Der Bücherwurm ist ja gemeinhin ein schwer fassbares Wesen, umfasst er doch zum einen Menschen mit einem Faible, ja einer Leidenschaft für Bücher, zum anderen eine ganze Bandbreite von Insekten, die sich von Büchern angezogen fühlen – sei es, um darin zu wohnen, sei es, um sie zu verspeisen.
Hektor Haarkötter befasst sich mit beiden Varianten des Bücherwurms – der trockennasenaffenartigen (vulgo: Mensch) und der insektenartigen. Er geht der Frage nach, was einen menschlichen Bücherwurm auszeichnet, ja ob er möglicherweise gar nicht der Freund des Buches ist, als den man ihn gemeinhin bezeichnet, sondern möglicherweise sein ärgster Feind.
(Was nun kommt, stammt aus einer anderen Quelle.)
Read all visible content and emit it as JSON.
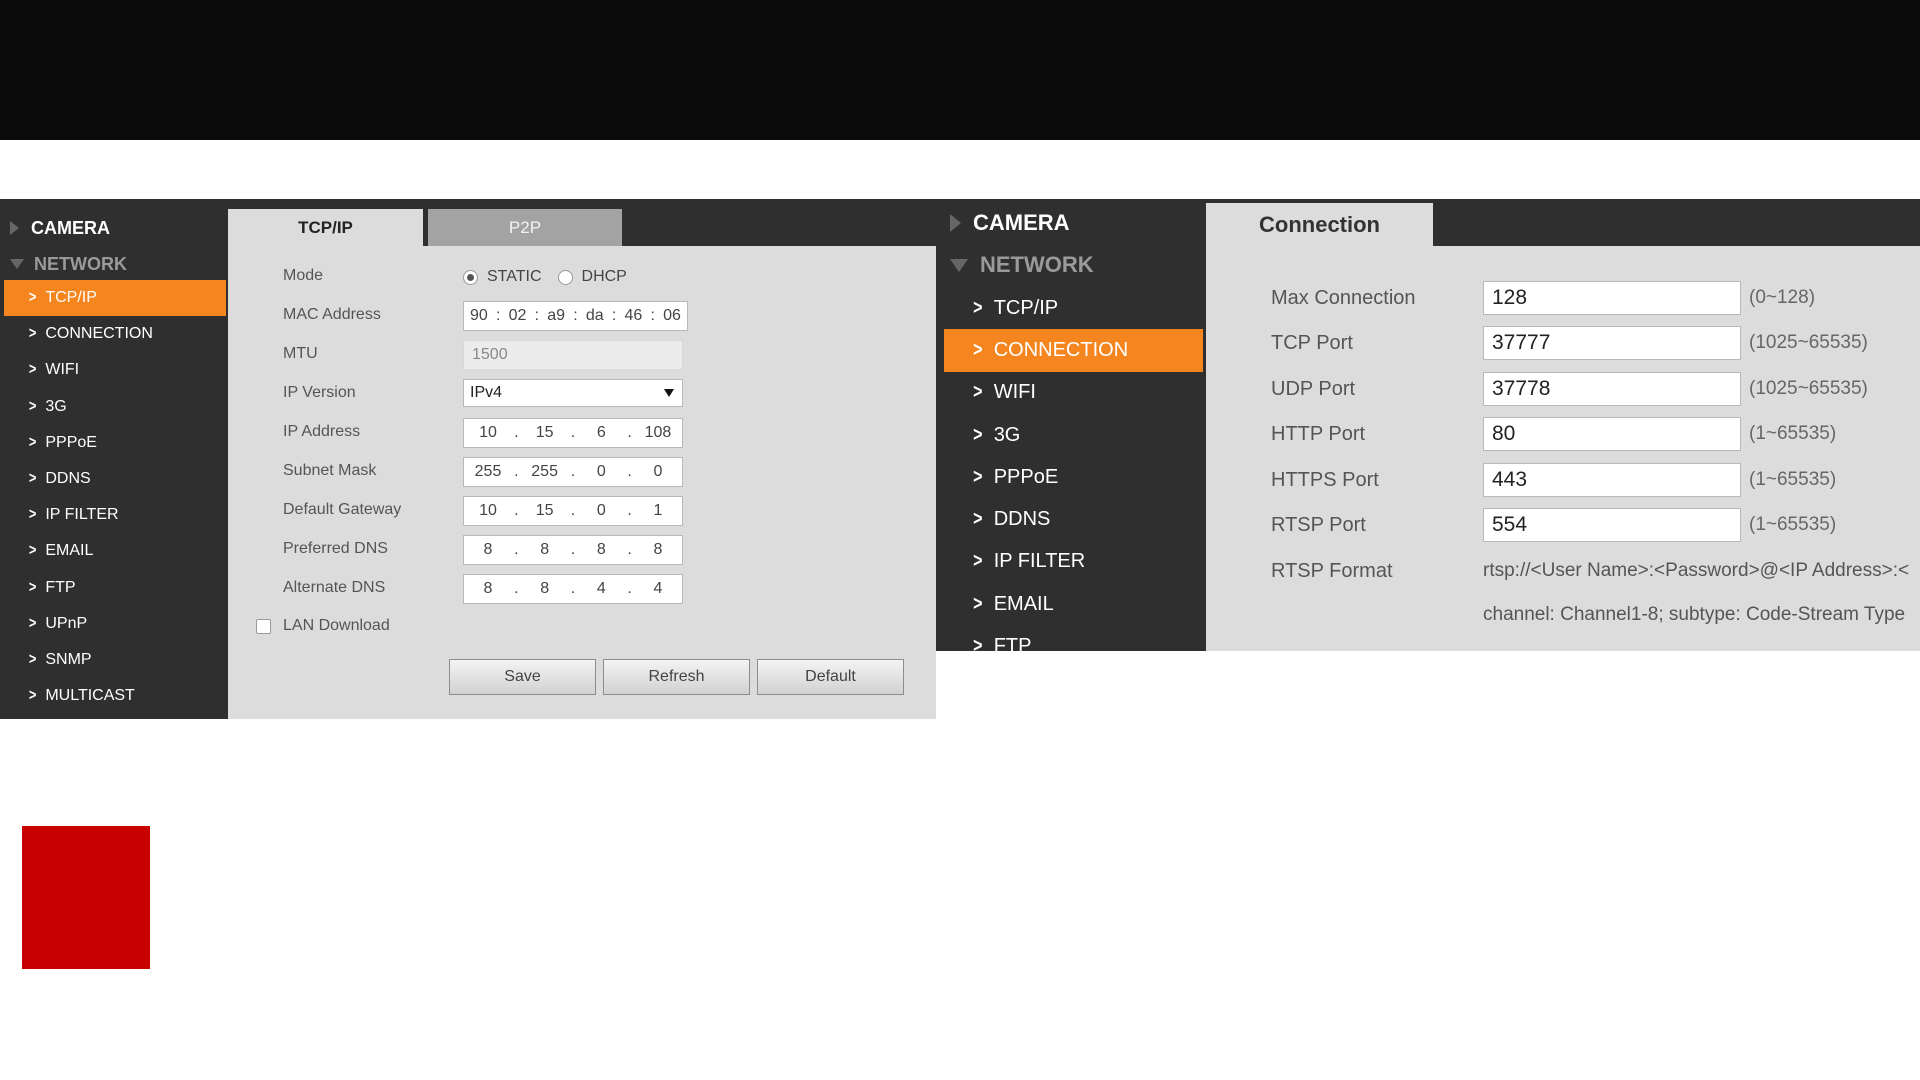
{
  "screen1": {
    "sidebar": {
      "camera": "CAMERA",
      "network": "NETWORK",
      "items": [
        "TCP/IP",
        "CONNECTION",
        "WIFI",
        "3G",
        "PPPoE",
        "DDNS",
        "IP FILTER",
        "EMAIL",
        "FTP",
        "UPnP",
        "SNMP",
        "MULTICAST"
      ],
      "active_item": "TCP/IP"
    },
    "tabs": [
      "TCP/IP",
      "P2P"
    ],
    "active_tab": "TCP/IP",
    "form": {
      "mode_label": "Mode",
      "mode_options": [
        "STATIC",
        "DHCP"
      ],
      "mode_selected": "STATIC",
      "mac_label": "MAC Address",
      "mac": [
        "90",
        "02",
        "a9",
        "da",
        "46",
        "06"
      ],
      "mtu_label": "MTU",
      "mtu": "1500",
      "ipversion_label": "IP Version",
      "ipversion": "IPv4",
      "ip_label": "IP Address",
      "ip": [
        "10",
        "15",
        "6",
        "108"
      ],
      "subnet_label": "Subnet Mask",
      "subnet": [
        "255",
        "255",
        "0",
        "0"
      ],
      "gateway_label": "Default Gateway",
      "gateway": [
        "10",
        "15",
        "0",
        "1"
      ],
      "dns1_label": "Preferred DNS",
      "dns1": [
        "8",
        "8",
        "8",
        "8"
      ],
      "dns2_label": "Alternate DNS",
      "dns2": [
        "8",
        "8",
        "4",
        "4"
      ],
      "lan_download_label": "LAN Download",
      "lan_download_checked": false
    },
    "buttons": {
      "save": "Save",
      "refresh": "Refresh",
      "default": "Default"
    }
  },
  "screen2": {
    "sidebar": {
      "camera": "CAMERA",
      "network": "NETWORK",
      "items": [
        "TCP/IP",
        "CONNECTION",
        "WIFI",
        "3G",
        "PPPoE",
        "DDNS",
        "IP FILTER",
        "EMAIL",
        "FTP"
      ],
      "active_item": "CONNECTION"
    },
    "tab": "Connection",
    "fields": [
      {
        "label": "Max Connection",
        "value": "128",
        "range": "(0~128)"
      },
      {
        "label": "TCP Port",
        "value": "37777",
        "range": "(1025~65535)"
      },
      {
        "label": "UDP Port",
        "value": "37778",
        "range": "(1025~65535)"
      },
      {
        "label": "HTTP Port",
        "value": "80",
        "range": "(1~65535)"
      },
      {
        "label": "HTTPS Port",
        "value": "443",
        "range": "(1~65535)"
      },
      {
        "label": "RTSP Port",
        "value": "554",
        "range": "(1~65535)"
      }
    ],
    "rtsp_format_label": "RTSP Format",
    "rtsp_format_line1": "rtsp://<User Name>:<Password>@<IP Address>:<",
    "rtsp_format_line2": "channel: Channel1-8; subtype: Code-Stream Type"
  },
  "colors": {
    "top_bar": "#0b0b0b",
    "sidebar": "#2f2f2f",
    "active": "#f5851f",
    "panel": "#dcdcdc",
    "red_block": "#c80000"
  }
}
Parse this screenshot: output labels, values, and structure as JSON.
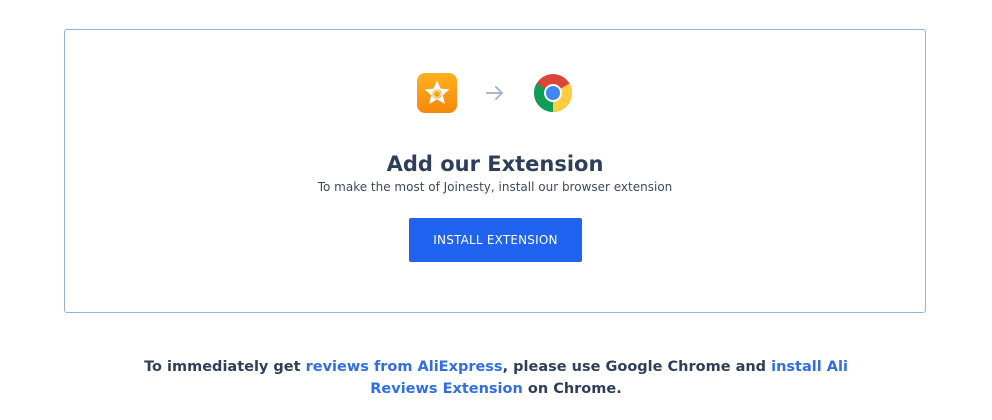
{
  "card": {
    "icons": {
      "app_icon": "star-coin-icon",
      "arrow_icon": "arrow-right-icon",
      "browser_icon": "chrome-icon"
    },
    "title": "Add our Extension",
    "subtitle": "To make the most of Joinesty, install our browser extension",
    "install_button": "INSTALL EXTENSION"
  },
  "footer": {
    "text_1": "To immediately get ",
    "link_1": "reviews from AliExpress",
    "text_2": ", please use Google Chrome and ",
    "link_2": "install Ali Reviews Extension",
    "text_3": " on Chrome."
  },
  "colors": {
    "accent": "#1f63f0",
    "link": "#2f6ee8",
    "border": "#8fb3de",
    "text": "#2e3f5b",
    "app_icon": "#f79a12"
  }
}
Aufklärung tut Not und die historisch-solziologische Abgrenzung zwischen dem Bibliomanen und dem Bibliophilen wird sorgfältig, gewissermaßen mit dem sprachlichen Seziermesser und mit ausgezeichneter Textsicherheit vorgenommen.
Die tierische Variante des Bücherwurm hingegen schien es zunächst nicht zu geben, zu vielfältig ist das Spektrum, zu unterschiedlich sind die Vorlieben und die möglichen Schadensbilder. Nimmt man den Begriff ernst, so reduziert sich DER Bücherwurm insektenhaftiger Art auf verschiedende Nagekäferarten.
Haarkötter zeigt den Weg der Forschung von den antiken Autoren auf der Spur des Bücherwurms bis zum heute feststehenden Stand der Wissenschaft, nachdem sich zwar an die hunert Insekten- und Spinnenarten mit Büchern wohlfühlen, aber nur wenige spezifische sie im Larvenstatus zu zerstören imstande sind. Schon 1774 wurden von interessierter Seite Untersuchungen gefördert, die Verbreitung und den möglichen Schaden durch Bücherwürmer zu untersuchen.
So liegt es natürlich nahe, in der Erforschung des Bücherwurms die Parallelen zwischen der Human- und der Insektenvariante zu suchen und neben den wahren Freunden des Buches auch ihre Feinde auszumachen: die Vielleser, die Bibliomanen, die, o ja, die Bibloothekare, die es stempeln, sigeln, beschriften, bekleben und solcherart zurichten, das der wahre Bücherfreund sich mit Grausen abwendet.
Ein ausgesprochen kurzweiliges Hörbuch und ein intellektuelles Vergnügen zugleich, weiß doch Haarkötter seine Quellen spannend und humorvoll zugleich miteinander zu verbinden.